For Seattle film fans in the coming month, choice paralysis is a pressing issue (if having too much entertainment is ever a pressing issue). The Seattle International Film Festival is the largest in North America, and today it announced this year’s line up—433 films from 90 countries spread over 25 days. It opens May 17 with The Bookshop by Isabel Coixet and closes on June 10 with Gus Van Sant's Don't Worry, He Won't Get Far on Foot, which stars Joaquin Phoenix as disabled Portland cartoonist John Callahan. (Van Sant is scheduled to attend the showing.)
Overwhelmed with the variety of options, I talked with Beth Barrett, SIFF’s artistic director, about how to navigate the festival’s roster.
- Use the website. Like any good streaming service, SIFF’s Film Guide lets you edit by genre and mood, theater, language, country, and date. Want to watch, say, a provocative German language movie on a weekend at the Egyptian? Check out The Captain on May 25.
- Around 65% of the feature films don’t have US distribution yet and 56% are from first- or second-time directors. “SIFF is really about discovery,” Barrett said. She recommends picking a movie you want to see and then seeing the movie either directly before or after. So maybe you pick Hot Mess, because you're really into Australian mumblecore comedy, and hang around to see Cake General, a Swedish comedy about a man trying to build the world's longest layer cake.
- Do what’s convenient. If you live near the Egyptian and have a couple hours free, see whatever’s playing.
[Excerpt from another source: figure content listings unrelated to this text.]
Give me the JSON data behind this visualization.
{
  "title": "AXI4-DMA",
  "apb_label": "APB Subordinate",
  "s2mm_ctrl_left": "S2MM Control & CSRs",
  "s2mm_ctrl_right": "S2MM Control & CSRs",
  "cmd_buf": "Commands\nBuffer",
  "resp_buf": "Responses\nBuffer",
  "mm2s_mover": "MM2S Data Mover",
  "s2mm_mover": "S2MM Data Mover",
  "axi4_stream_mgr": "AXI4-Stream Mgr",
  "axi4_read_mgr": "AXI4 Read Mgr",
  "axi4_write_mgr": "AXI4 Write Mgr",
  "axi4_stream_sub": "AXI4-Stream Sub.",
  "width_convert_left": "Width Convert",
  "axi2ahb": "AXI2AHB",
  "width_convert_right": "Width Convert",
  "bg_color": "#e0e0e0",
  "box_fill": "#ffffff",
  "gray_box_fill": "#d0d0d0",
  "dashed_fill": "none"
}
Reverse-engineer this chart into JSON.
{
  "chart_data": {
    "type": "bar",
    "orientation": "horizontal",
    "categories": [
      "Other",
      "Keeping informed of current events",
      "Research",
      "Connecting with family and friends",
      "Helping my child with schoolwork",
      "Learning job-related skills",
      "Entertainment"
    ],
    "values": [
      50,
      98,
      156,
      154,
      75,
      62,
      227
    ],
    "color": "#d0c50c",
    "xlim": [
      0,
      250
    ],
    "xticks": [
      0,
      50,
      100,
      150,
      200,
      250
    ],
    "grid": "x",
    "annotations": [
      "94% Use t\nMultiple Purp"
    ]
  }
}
- Don’t hit only the familiar movies that will get wider distribution later. “Everybody likes to be first to discover something, so there’s a little bit of thrill to that,” Barrett said. But when she used to go to SIFF as an audience member, she’d intentionally skip the movies she knew were coming out, hoping to catch more transient titles.
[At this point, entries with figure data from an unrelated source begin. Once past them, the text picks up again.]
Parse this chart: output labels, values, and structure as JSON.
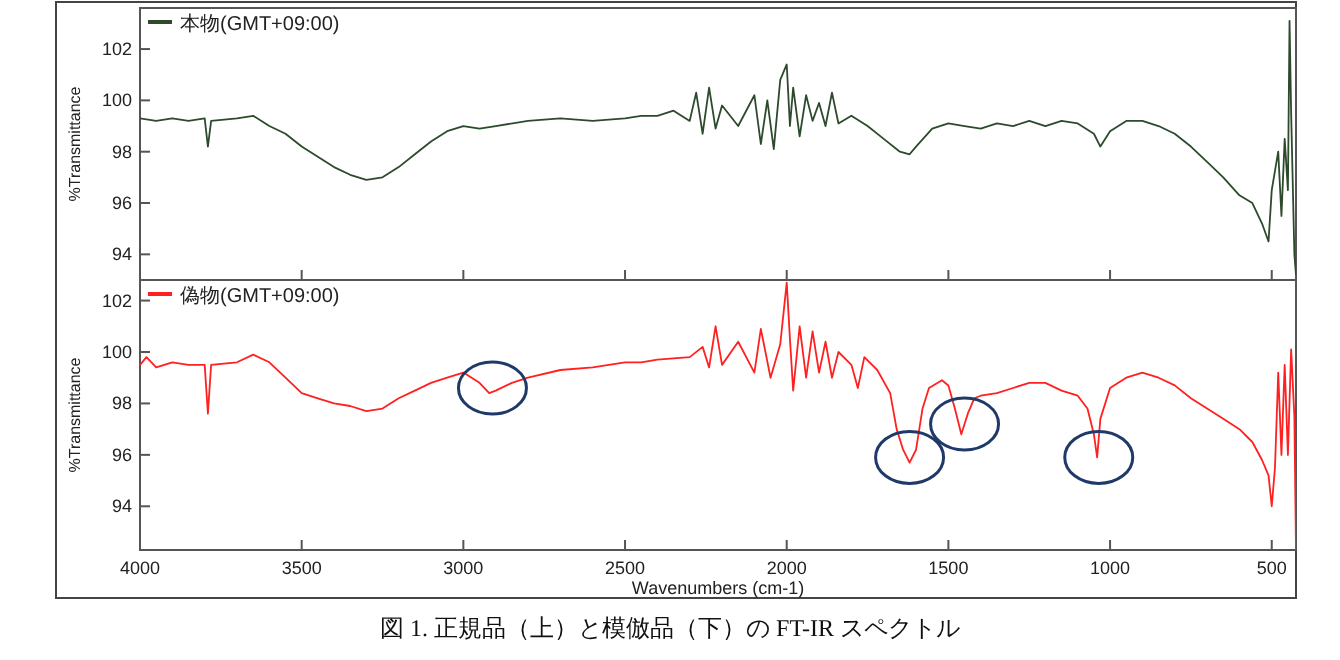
{
  "chart_data": [
    {
      "type": "line",
      "ylabel": "%Transmittance",
      "xlim": [
        4000,
        425
      ],
      "ylim": [
        93,
        103.6
      ],
      "tick_labels": "y",
      "legend": "top left",
      "xticks": [
        4000,
        3500,
        3000,
        2500,
        2000,
        1500,
        1000,
        500
      ],
      "yticks": [
        94,
        96,
        98,
        100,
        102
      ],
      "series": [
        {
          "name": "本物(GMT+09:00)",
          "color": "#2d4a2d",
          "x": [
            4000,
            3950,
            3900,
            3850,
            3800,
            3790,
            3780,
            3700,
            3650,
            3600,
            3550,
            3500,
            3450,
            3400,
            3350,
            3300,
            3250,
            3200,
            3150,
            3100,
            3050,
            3000,
            2950,
            2900,
            2800,
            2700,
            2600,
            2500,
            2450,
            2400,
            2350,
            2300,
            2280,
            2260,
            2240,
            2220,
            2200,
            2150,
            2100,
            2080,
            2060,
            2040,
            2020,
            2000,
            1990,
            1980,
            1960,
            1940,
            1920,
            1900,
            1880,
            1860,
            1840,
            1800,
            1750,
            1700,
            1650,
            1620,
            1600,
            1550,
            1500,
            1450,
            1400,
            1350,
            1300,
            1250,
            1200,
            1150,
            1100,
            1050,
            1030,
            1000,
            950,
            900,
            850,
            800,
            750,
            700,
            650,
            600,
            560,
            530,
            510,
            500,
            480,
            470,
            460,
            450,
            445,
            440,
            430,
            425
          ],
          "values": [
            99.3,
            99.2,
            99.3,
            99.2,
            99.3,
            98.2,
            99.2,
            99.3,
            99.4,
            99.0,
            98.7,
            98.2,
            97.8,
            97.4,
            97.1,
            96.9,
            97.0,
            97.4,
            97.9,
            98.4,
            98.8,
            99.0,
            98.9,
            99.0,
            99.2,
            99.3,
            99.2,
            99.3,
            99.4,
            99.4,
            99.6,
            99.2,
            100.3,
            98.7,
            100.5,
            98.9,
            99.8,
            99.0,
            100.2,
            98.3,
            100.0,
            98.1,
            100.8,
            101.4,
            99.0,
            100.5,
            98.6,
            100.2,
            99.2,
            99.9,
            99.0,
            100.3,
            99.1,
            99.4,
            99.0,
            98.5,
            98.0,
            97.9,
            98.2,
            98.9,
            99.1,
            99.0,
            98.9,
            99.1,
            99.0,
            99.2,
            99.0,
            99.2,
            99.1,
            98.7,
            98.2,
            98.8,
            99.2,
            99.2,
            99.0,
            98.7,
            98.2,
            97.6,
            97.0,
            96.3,
            96.0,
            95.2,
            94.5,
            96.5,
            98.0,
            95.5,
            98.5,
            96.5,
            103.1,
            99.5,
            94.0,
            93.2
          ]
        }
      ]
    },
    {
      "type": "line",
      "ylabel": "%Transmittance",
      "xlabel": "Wavenumbers (cm-1)",
      "xlim": [
        4000,
        425
      ],
      "ylim": [
        92.3,
        102.8
      ],
      "legend": "top left",
      "xticks": [
        4000,
        3500,
        3000,
        2500,
        2000,
        1500,
        1000,
        500
      ],
      "yticks": [
        94,
        96,
        98,
        100,
        102
      ],
      "annotations": [
        "図 1. 正規品（上）と模倣品（下）の FT-IR スペクトル"
      ],
      "series": [
        {
          "name": "偽物(GMT+09:00)",
          "color": "#ff2020",
          "x": [
            4000,
            3980,
            3950,
            3900,
            3850,
            3800,
            3790,
            3780,
            3700,
            3650,
            3600,
            3550,
            3500,
            3450,
            3400,
            3350,
            3300,
            3250,
            3200,
            3150,
            3100,
            3050,
            3000,
            2950,
            2920,
            2900,
            2850,
            2800,
            2700,
            2600,
            2500,
            2450,
            2400,
            2300,
            2260,
            2240,
            2220,
            2200,
            2150,
            2100,
            2080,
            2050,
            2020,
            2000,
            1990,
            1980,
            1960,
            1940,
            1920,
            1900,
            1880,
            1860,
            1840,
            1800,
            1780,
            1760,
            1720,
            1680,
            1660,
            1640,
            1620,
            1600,
            1580,
            1560,
            1520,
            1500,
            1480,
            1460,
            1440,
            1420,
            1400,
            1350,
            1300,
            1250,
            1200,
            1150,
            1100,
            1070,
            1050,
            1040,
            1030,
            1000,
            950,
            900,
            850,
            800,
            750,
            700,
            650,
            600,
            560,
            530,
            510,
            500,
            490,
            480,
            470,
            460,
            450,
            440,
            430,
            425
          ],
          "values": [
            99.5,
            99.8,
            99.4,
            99.6,
            99.5,
            99.5,
            97.6,
            99.5,
            99.6,
            99.9,
            99.6,
            99.0,
            98.4,
            98.2,
            98.0,
            97.9,
            97.7,
            97.8,
            98.2,
            98.5,
            98.8,
            99.0,
            99.2,
            98.8,
            98.4,
            98.5,
            98.8,
            99.0,
            99.3,
            99.4,
            99.6,
            99.6,
            99.7,
            99.8,
            100.2,
            99.4,
            101.0,
            99.5,
            100.4,
            99.2,
            100.9,
            99.0,
            100.3,
            102.7,
            100.5,
            98.5,
            101.0,
            99.0,
            100.8,
            99.2,
            100.4,
            99.0,
            100.0,
            99.5,
            98.6,
            99.8,
            99.3,
            98.4,
            97.0,
            96.2,
            95.7,
            96.2,
            97.8,
            98.6,
            98.9,
            98.7,
            97.8,
            96.8,
            97.6,
            98.2,
            98.3,
            98.4,
            98.6,
            98.8,
            98.8,
            98.5,
            98.3,
            97.8,
            96.8,
            95.9,
            97.4,
            98.6,
            99.0,
            99.2,
            99.0,
            98.7,
            98.2,
            97.8,
            97.4,
            97.0,
            96.5,
            95.8,
            95.2,
            94.0,
            95.5,
            99.2,
            96.0,
            99.5,
            96.0,
            100.1,
            97.5,
            92.3
          ]
        }
      ]
    }
  ]
}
- Check out the Programmer Picks. The 23 festival programmers publish top 10 lists of what to see. Barrett recommends looking for movies that land on multiple lists: “They should be interesting at the very least.” The most prominently beloved this year is Scary Mother, a Georgian film about an obsessive novelist. Barrett also suggests snagging seats at Sorry to Bother You—musician Boots Riley's dystopian dark comedy, the festival's Centerpiece Gala and another programmer favorite—it will sell out fast.
Tickets go on sale tomorrow, through the website, and cost $14 per film.